= Bob Elix =

Australian football official

Bob Elix AM ASM is a former Australian rules footballer with Port Adelaide in the South Australian National Football League (SANFL), a long time official with the Northern Territory Football League (NTFL) and former longserving member of the Darwin City Council.

==Career==
Elix played on the half-back flank for Port Adelaide when they won the 1965 SANFL Grand Final against Sturt Football Club.

His career as a SANFL player ended when he broke his leg during the Anzac Day match.

In June 1969 Elix moved to Darwin, where he was appointed captain/coach of NTFL club Darwin for the 1970/71 season.
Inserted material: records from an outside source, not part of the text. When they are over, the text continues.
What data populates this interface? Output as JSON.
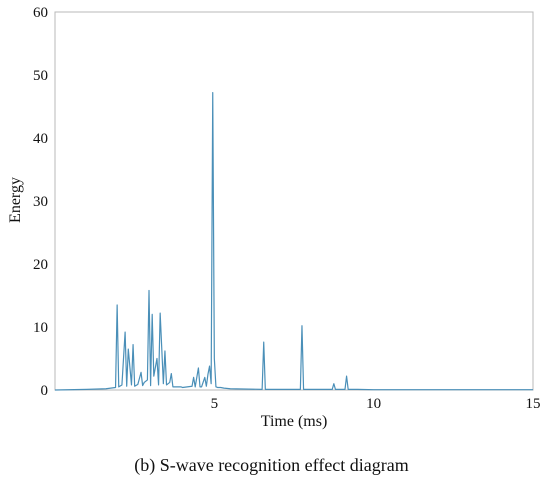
{
  "chart_data": {
    "type": "line",
    "title": "",
    "xlabel": "Time (ms)",
    "ylabel": "Energy",
    "xlim": [
      0,
      15
    ],
    "ylim": [
      0,
      60
    ],
    "x_ticks": [
      5,
      10,
      15
    ],
    "y_ticks": [
      0,
      10,
      20,
      30,
      40,
      50,
      60
    ],
    "grid": false,
    "line_color": "#4a8fb8",
    "series": [
      {
        "x": [
          0.0,
          1.0,
          1.6,
          1.9,
          1.95,
          2.0,
          2.1,
          2.2,
          2.25,
          2.3,
          2.4,
          2.45,
          2.5,
          2.6,
          2.7,
          2.75,
          2.8,
          2.9,
          2.95,
          3.0,
          3.05,
          3.1,
          3.2,
          3.25,
          3.3,
          3.4,
          3.45,
          3.5,
          3.6,
          3.65,
          3.7,
          3.8,
          3.9,
          3.95,
          4.0,
          4.3,
          4.35,
          4.4,
          4.5,
          4.55,
          4.6,
          4.7,
          4.75,
          4.8,
          4.85,
          4.9,
          4.95,
          5.0,
          5.05,
          5.1,
          5.2,
          5.3,
          5.5,
          6.5,
          6.55,
          6.6,
          7.7,
          7.75,
          7.8,
          8.7,
          8.75,
          8.8,
          9.1,
          9.15,
          9.2,
          9.5,
          10.0,
          15.0
        ],
        "y": [
          0,
          0.1,
          0.2,
          0.4,
          13.5,
          0.5,
          0.8,
          9.2,
          0.6,
          6.5,
          0.8,
          7.2,
          0.6,
          0.9,
          2.8,
          0.7,
          1.2,
          1.6,
          15.8,
          0.7,
          12.0,
          2.2,
          5.0,
          0.8,
          12.2,
          1.0,
          6.2,
          0.8,
          1.2,
          2.6,
          0.5,
          0.5,
          0.5,
          0.5,
          0.4,
          0.6,
          2.0,
          0.5,
          3.5,
          0.5,
          0.5,
          2.0,
          0.6,
          2.5,
          3.8,
          1.0,
          47.2,
          5.0,
          0.5,
          0.4,
          0.4,
          0.3,
          0.2,
          0.1,
          7.6,
          0.1,
          0.1,
          10.2,
          0.1,
          0.1,
          1.0,
          0.1,
          0.1,
          2.2,
          0.1,
          0.1,
          0.05,
          0.05
        ]
      }
    ]
  },
  "caption": "(b)  S-wave recognition effect diagram"
}
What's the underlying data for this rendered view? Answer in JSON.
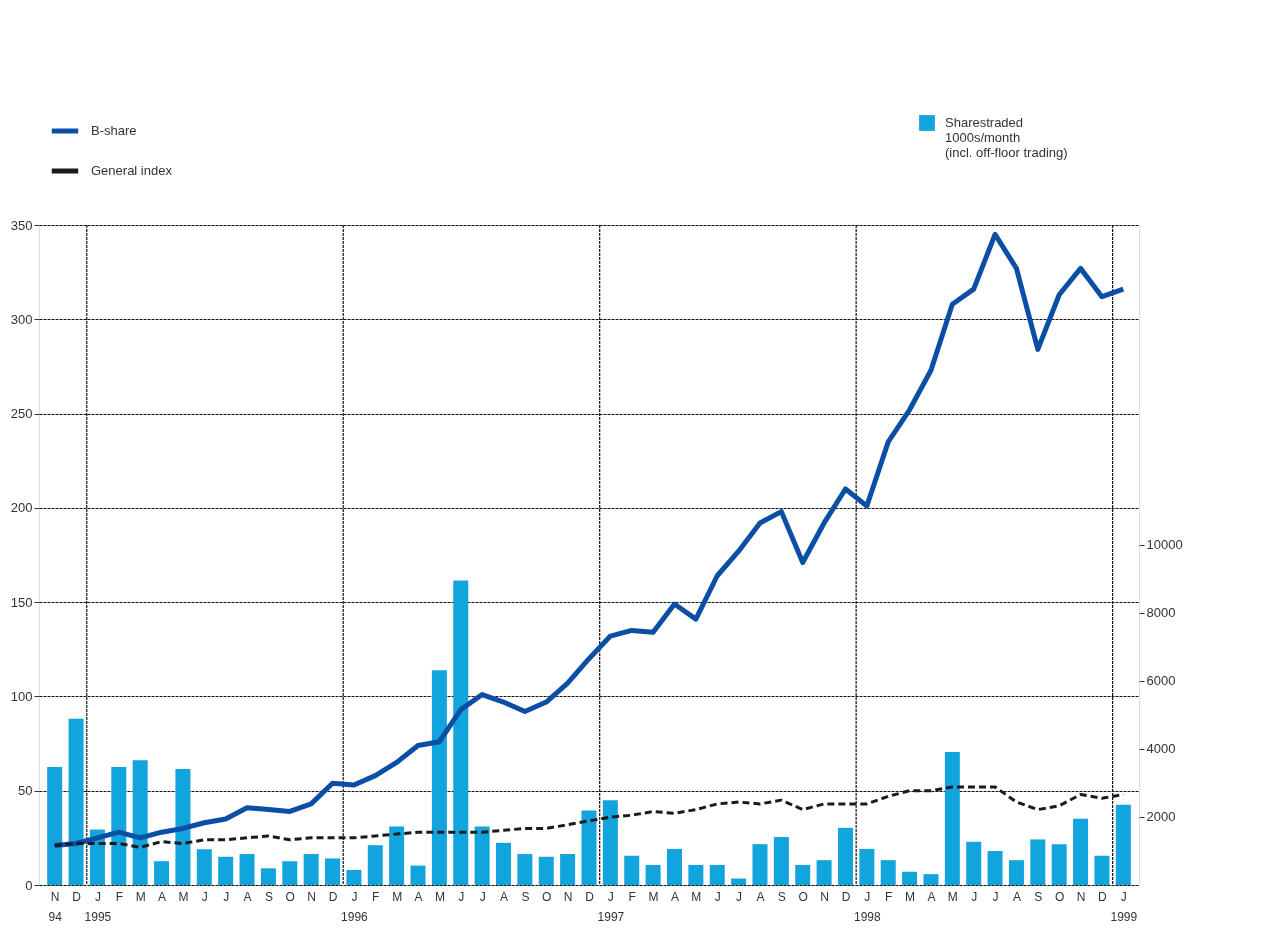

A knee injury forced his playing retirement, and Elix switched to coaching fellow NTFL club Waratah, taking them to premiers in 1976/77, with Queen Elizabeth II a spectator at the grand final.

Elix coached his third NTFL club, Nightcliff, from 1977 to 1981, also serving as club president in 1978/79. He was an umpire in the 1979/80 and 1980/81 seasons.

In 1979 he coached the Northern Territory, which competed in Division Two of the National Football Championship Carnival. He returned to coach Nightcliff in 1980/81 and served as club president.

From 1990 to 1994 or 1996 he coached the Northern Territory University "Rats" Football Club, which competed in the Northern Territory Football Association (NTFA), after which he was elected president of the club.

Elix was elected to the NTFL Board in 1998 and chairman of the Australian Football League (AFLNT) from 2000 to 2013. He was chairman and heavily involved in the formation of the Northern Territory Football Club (NTFC), in 2008, which competed in the Queensland Australian Football League (QAFL).

During this time the NTFL grew in influence and financial position, to where it employed 34 full-time employees based around the Northern Territory. Much of this turnaround can be attributed to enlisting the aid of AFL CEO Wayne Jackson, largely credited to Elix.

==Recognition==
Elix was made a Member of the Order of Australia (AM) in the 2014 Queen's Birthday Honours and received an Australian Sports Medal in 2000.

He was awarded the 2009 Jack Titus Service Award, recognising his four decades of contribution to Australian rules football in the Northern Territory, was granted AFLNT Life Membership in 2010, and was a 2014 inductee to the AFL Hall of Fame.

==Other interests==
Elix served the Darwin City Council (DCC) as councillor for 31 years, a record term, retiring in December 2015. He was deputy mayor in 2016.

Elix was a contributor to Gods of Thunder, a history of the AFL in the Territory, by Jessica Webster, a former NT News journalist.